En Eyzies vi al paleontólogo Bouchard, quien me contó una extraña historia. Seis meses antes, la aparición de «diablos» en el bosque de Rouffi-gnac había conmovido toda la región. Incluso había circulado el rumor de que esos diablos habían raptado al doctor Clair, pero, evidentemente, todo eso carecía de fundamento, ya que dos días después de la desaparición de los diablos el doctor había reaparecido, «en una columna de fuego verde». La verdad sencilla era que había permanecido dos días encerrado en su laboratorio ocupado en un interesante experimento.
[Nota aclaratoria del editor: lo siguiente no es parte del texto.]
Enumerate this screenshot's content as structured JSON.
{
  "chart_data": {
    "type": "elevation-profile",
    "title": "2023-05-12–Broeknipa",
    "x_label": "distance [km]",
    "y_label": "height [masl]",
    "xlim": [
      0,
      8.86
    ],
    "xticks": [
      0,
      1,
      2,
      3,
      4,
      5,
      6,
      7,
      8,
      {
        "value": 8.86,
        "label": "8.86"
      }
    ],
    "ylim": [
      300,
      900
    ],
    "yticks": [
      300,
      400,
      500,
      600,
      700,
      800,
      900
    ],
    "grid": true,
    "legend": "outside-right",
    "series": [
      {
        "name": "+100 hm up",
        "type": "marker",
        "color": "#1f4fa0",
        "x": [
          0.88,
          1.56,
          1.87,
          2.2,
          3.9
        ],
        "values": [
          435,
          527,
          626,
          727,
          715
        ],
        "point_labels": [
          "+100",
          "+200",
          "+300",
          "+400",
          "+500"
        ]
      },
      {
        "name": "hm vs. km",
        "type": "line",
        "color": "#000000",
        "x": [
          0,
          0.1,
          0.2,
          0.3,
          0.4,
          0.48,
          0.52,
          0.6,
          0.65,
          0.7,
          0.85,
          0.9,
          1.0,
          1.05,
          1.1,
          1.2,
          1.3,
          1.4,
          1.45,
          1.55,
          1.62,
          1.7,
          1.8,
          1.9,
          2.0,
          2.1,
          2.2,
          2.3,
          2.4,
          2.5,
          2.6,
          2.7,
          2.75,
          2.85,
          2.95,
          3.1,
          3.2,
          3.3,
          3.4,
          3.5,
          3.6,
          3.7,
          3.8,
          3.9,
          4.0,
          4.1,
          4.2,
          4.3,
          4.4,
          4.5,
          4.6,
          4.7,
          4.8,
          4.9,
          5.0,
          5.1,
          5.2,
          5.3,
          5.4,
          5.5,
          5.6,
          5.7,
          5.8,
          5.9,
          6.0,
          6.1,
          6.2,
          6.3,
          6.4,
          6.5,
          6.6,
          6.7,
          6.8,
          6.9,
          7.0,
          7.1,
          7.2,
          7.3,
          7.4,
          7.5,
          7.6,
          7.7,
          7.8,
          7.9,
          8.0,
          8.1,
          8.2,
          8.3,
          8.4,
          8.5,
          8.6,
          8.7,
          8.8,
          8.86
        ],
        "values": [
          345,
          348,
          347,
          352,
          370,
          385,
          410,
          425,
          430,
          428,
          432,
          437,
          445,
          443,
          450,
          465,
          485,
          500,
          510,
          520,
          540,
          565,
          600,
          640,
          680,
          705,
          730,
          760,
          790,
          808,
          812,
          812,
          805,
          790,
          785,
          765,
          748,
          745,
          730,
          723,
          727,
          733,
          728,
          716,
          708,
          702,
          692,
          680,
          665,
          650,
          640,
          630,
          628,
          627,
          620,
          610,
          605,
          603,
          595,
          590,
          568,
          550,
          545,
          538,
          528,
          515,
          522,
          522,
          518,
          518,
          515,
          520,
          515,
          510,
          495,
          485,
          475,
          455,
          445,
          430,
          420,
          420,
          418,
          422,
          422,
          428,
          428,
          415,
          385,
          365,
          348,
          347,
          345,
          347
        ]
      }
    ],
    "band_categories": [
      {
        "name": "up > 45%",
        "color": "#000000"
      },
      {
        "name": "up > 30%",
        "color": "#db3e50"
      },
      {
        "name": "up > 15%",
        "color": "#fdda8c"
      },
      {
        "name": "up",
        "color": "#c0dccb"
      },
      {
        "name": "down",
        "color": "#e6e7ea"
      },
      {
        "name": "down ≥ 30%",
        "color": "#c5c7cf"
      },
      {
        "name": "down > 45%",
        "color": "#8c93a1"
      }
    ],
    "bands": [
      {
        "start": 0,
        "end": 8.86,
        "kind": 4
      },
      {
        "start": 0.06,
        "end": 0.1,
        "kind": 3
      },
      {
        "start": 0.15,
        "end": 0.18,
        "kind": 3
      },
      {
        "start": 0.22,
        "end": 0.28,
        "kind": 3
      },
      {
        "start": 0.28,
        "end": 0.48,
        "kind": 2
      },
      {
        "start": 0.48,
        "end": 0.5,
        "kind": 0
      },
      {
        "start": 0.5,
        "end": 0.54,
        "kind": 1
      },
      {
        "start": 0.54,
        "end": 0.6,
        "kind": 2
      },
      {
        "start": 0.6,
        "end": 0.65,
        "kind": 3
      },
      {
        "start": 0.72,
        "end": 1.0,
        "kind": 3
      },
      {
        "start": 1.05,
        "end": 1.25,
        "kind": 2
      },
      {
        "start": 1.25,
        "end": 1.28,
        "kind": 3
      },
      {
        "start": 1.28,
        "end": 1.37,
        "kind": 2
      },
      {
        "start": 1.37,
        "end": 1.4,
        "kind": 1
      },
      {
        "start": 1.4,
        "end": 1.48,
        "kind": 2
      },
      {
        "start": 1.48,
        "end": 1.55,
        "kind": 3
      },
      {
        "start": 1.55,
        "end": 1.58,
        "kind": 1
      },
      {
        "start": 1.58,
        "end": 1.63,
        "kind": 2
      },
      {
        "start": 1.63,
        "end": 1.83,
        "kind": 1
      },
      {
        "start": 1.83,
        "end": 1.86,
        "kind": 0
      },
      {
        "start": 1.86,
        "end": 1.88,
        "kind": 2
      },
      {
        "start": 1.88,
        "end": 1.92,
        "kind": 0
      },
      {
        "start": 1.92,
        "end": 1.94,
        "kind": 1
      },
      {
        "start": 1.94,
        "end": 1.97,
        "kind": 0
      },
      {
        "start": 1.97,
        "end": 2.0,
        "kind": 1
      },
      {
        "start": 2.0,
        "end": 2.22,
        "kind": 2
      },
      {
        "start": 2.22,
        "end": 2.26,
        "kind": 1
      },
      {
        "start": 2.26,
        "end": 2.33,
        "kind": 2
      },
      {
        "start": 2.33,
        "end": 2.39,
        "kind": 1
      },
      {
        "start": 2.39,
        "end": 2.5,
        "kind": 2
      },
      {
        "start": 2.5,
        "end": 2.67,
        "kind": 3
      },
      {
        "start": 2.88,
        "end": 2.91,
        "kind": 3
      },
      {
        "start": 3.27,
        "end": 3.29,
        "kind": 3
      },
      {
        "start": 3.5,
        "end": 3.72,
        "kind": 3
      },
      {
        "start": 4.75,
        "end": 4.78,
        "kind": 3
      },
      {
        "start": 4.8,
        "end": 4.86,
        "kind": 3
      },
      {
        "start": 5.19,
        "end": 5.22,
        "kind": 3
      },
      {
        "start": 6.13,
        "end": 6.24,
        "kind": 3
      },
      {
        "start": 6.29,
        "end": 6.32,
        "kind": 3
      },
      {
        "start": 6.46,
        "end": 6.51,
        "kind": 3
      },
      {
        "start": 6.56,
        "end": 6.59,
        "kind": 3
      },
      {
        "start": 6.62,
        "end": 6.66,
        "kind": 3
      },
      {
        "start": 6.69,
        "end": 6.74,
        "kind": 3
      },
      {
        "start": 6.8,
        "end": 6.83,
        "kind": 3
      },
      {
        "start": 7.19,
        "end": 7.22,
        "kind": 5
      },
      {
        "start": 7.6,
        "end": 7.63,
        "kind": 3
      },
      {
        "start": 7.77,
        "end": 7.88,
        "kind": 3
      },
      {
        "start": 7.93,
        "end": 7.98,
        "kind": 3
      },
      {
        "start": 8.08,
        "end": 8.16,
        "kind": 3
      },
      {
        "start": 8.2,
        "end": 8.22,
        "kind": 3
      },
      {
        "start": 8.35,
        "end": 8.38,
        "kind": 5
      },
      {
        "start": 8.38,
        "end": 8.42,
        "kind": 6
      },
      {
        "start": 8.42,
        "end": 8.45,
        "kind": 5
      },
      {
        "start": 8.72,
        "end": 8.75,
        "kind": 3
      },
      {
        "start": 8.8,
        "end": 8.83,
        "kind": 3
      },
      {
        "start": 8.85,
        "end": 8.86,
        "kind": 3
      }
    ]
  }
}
Con respecto a los diablos, lo más curioso del caso era que una quincena de labradores pretendían haberlos visto, afirmando que parecían hombres, pero con el poder sobrenatural de paralizar a la gente dejándolos clavados en el sitio. El Prefecto, así como el Obispo de Perigueux, habían ordenado una investigación. Pero ante los investigadores oficiales, los labradores no se habían mostrado tan seguros de sus afirmaciones. Finalmente se había calmado todo.

— Sin embargo — añadió Bouchard —, debo reconocer que, la noche en que según ellos desaparecieron los diablos, ví en el cielo una intensa luz verde sobre Rouffignac.

Esta historia ofrecía en sí muy poco interés. A diario leemos cuentos parecidos en cualquier periódico. Pero, sin saber por qué, la relacioné con las rarezas de Clair.

Cuando llegué a su casa lo encontré más tranquilo, como si hubiera tomado una decisión importante después de muchas vacilaciones. En el comedor habían puesto cubierto para tres personas. — ¿Esperas a alguien? — pregunté. — No, pero te voy a presentar a mi mujer.

— ¿Tu mujer? ¿Es que le has casado? — Inmediatamente pensé: «¡La silueta!»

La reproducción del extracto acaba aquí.